Von „besonders herausfordernden Rahmenbedingungen“ sprach die Arbeitgeberseite, von Erwartungen, die „vielleicht noch nie so gegensätzlich“ waren, die Arbeitnehmervertreter. Dennoch ist es – nach den Metallern – nun auch im Handel gelungen, in der ersten Verhandlungsrunde über einen neuen Kollektivvertrag ein Ergebnis zu erzielen. Die Gehälter und Lehrlingsentschädigungen steigen per 1. Jänner 2021 um 1,5 Prozent. Dies entspricht der durchschnittlichen Inflationsrate der vergangenen 12 Monate.

Nach einer gut elfstündigen Marathonverhandlung haben sich die Sozialpartner darauf geeinigt. Kurz vor 22:00 Uhr präsentierten Anita Palkovich , Chefverhandlerin der Gewerkschaft GPA-djp und WKÖ-Handelsobmann Rainer Trefelik die Einigung.

"Kein einfacher Weg"

Die von der Gewerkschaft geforderte Corona-Mitarbeiterprämie ist zwar nicht Teil des neuen KV. Die Sozialpartner einigten sich aber auf eine Aufforderung an Betriebe, die es sich leisten können, eine Prämie in Höhe von mindestens 150 Euro auszuzahlen. „Die Prämie sollen noch heuer an die Beschäftigten fließen und die Konsumlaune zum Weihnachtsgeschäft im österreichischen Handel positiv beeinflussen“, so Trefelik.  

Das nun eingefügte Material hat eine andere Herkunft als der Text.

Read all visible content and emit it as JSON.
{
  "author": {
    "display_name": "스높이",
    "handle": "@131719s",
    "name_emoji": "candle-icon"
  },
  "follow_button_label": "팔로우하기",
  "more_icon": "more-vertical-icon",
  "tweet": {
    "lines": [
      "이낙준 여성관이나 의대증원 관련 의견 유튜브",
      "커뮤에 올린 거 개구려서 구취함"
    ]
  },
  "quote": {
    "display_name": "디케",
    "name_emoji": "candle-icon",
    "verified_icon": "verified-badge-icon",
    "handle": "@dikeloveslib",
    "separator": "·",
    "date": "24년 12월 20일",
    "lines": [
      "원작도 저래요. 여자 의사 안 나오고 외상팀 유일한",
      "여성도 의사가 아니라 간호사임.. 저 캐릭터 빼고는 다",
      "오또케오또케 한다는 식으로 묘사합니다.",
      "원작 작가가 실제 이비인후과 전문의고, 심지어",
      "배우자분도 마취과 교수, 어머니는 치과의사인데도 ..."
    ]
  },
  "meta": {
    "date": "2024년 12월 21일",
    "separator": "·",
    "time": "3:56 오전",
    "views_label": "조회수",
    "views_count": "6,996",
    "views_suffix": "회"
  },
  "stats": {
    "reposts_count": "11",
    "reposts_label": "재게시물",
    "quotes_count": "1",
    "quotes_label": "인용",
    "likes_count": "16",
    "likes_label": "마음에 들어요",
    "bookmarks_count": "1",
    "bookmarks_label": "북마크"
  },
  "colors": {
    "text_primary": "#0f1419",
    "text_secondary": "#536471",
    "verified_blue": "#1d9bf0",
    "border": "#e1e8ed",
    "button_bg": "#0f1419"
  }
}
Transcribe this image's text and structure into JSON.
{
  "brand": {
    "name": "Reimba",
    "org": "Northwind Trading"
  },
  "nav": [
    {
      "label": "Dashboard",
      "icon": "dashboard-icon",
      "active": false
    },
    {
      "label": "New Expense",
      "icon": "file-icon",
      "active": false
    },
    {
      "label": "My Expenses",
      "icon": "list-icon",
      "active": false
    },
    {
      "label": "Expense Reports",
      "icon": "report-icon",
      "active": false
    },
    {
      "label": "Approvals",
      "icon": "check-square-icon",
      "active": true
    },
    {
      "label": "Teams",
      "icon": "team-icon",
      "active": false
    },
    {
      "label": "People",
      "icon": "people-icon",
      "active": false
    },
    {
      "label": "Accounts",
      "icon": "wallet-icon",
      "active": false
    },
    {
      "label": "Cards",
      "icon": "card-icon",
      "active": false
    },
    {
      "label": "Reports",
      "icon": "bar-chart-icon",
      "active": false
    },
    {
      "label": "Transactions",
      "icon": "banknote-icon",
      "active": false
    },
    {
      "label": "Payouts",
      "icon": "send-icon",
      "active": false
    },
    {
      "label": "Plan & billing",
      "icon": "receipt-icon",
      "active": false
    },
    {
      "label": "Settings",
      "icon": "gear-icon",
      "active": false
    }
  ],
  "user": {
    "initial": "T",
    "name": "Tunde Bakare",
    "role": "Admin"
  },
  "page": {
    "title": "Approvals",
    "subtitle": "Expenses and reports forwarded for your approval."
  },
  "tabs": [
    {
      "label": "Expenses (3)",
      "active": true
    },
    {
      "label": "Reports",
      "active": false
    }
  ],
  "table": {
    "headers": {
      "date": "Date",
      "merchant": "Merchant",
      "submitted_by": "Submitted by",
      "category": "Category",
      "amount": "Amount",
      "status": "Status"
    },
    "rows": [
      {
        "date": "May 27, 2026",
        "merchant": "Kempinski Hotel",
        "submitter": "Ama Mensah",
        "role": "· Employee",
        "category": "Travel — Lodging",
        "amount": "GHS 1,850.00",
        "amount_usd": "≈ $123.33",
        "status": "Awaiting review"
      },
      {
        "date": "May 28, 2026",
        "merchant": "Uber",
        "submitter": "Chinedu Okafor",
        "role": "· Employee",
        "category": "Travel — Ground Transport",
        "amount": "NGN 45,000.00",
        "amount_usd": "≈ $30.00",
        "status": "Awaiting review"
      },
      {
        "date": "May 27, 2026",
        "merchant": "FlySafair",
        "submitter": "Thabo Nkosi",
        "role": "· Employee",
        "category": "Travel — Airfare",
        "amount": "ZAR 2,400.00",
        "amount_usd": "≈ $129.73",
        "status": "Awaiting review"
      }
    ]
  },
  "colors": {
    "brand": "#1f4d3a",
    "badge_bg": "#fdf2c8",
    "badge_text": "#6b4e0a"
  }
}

Es war "heuer kein einfacher Weg", sagte Trefelik nach dem Abschluss der Verhandlungen vor Journalisten. Mit dem Abschluss könne man die "gewünschte Kaufkraft sichern". Es gebe auch Signale von großen Handelsbetrieben, dass sie die freiwillige Corona-Mitarbeiterprämie ausbezahlen wollen, sagte der Handelsobmann.

„Mit diesem Abschluss ist es gelungen, einen wichtigen Beitrag zur Kaufkraftsicherung in einer schwierigen Zeit zu leisten, ohne dabei die Unternehmen zu überfordern“, so Trefelik.

"Große Herausforderungen"

Bei den KV-Verhandlungen sei man wegen der Coronakrise vor "großen Herausforderungen" gestanden, so die gewerkschaftliche Chefverhandlerin Anita Palkovich von der GPA-djp. Die Gewerkschafterin verwies auch auf Änderungen im Rahmenrecht. Bei überlangen Arbeitszeiten würden die Ruhezeiten verlängert und zu Silvester gebe es einen Zuschlag ab 13.00 Uhr. Diese Rahmenrecht-Änderungen treten bereits ab 1. Dezember in Kraft.

Zudem sprechen die Sozialpartner eine Empfehlung an jene Handelsbetriebe aus, die den finanziellen Spielraum dazu haben, eine Corona-Prämie an ihre Mitarbeiter auszubezahlen. Diese soll mindestens 150 Euro betragen, wurde von den Verhandlern betont. Es gebe bereits „starke Signale von großen Handelsbetrieben“, dass eine solche Prämie auszahlen wird, so Trefelik.

"Mit großem gegenseitigen Respekt geschafft"

Aufgrund der großen Unterschiede im Handel, schien eine Einigung gleich zum Auftakt der KV-Runde eher unwahrscheinlich. Umso erfreuter zeigten sich die Sozialpartner, dass dies nun doch gelungen sei. „Es war eine große Herausforderung, aber wir haben das mit großem gegenseitigen Respekt geschafft“, so Palkovich, die auch auf einige wesentliche Änderungen im Rahmenrecht verwies, etwa auch bei den Arbeitszeiten an besonders stressigen Tagen wie Silvester. Bei überlangen Arbeitszeiten würden die Ruhezeiten verlängert und zu Silvester gebe es einen Zuschlag von 50 Prozent ab 13.00 Uhr und 100 Prozent ab 15 Uhr. Diese Rahmenrecht-Änderungen treten bereits ab 1. Dezember in Kraft. Die Kaufkraftsicherung sei beiden Seiten ein wichtiges Anliegen gewesen. Die wirtschaftlichen Auswirkungen der Coronapandemie haben die Handelsbranche höchst unterschiedlich getroffen. Während der Lebensmitteleinzelhandel, Elektronikketten, Baumärkte und Einrichtungshäuser Umsatzzuwächse verzeichneten, brachen die Erlöse im Textil-, Schuh- und Kfz-Handel massiv ein. Trotz aller Herausforderungen und krisenbedingten Widrigkeiten gab es aber auch eine gute Basis miteinander. Tatsächlich hat das übergeordnete Ziel, möglichst viele Jobs zu sichern, die Verhandler mehr geeint als getrennt.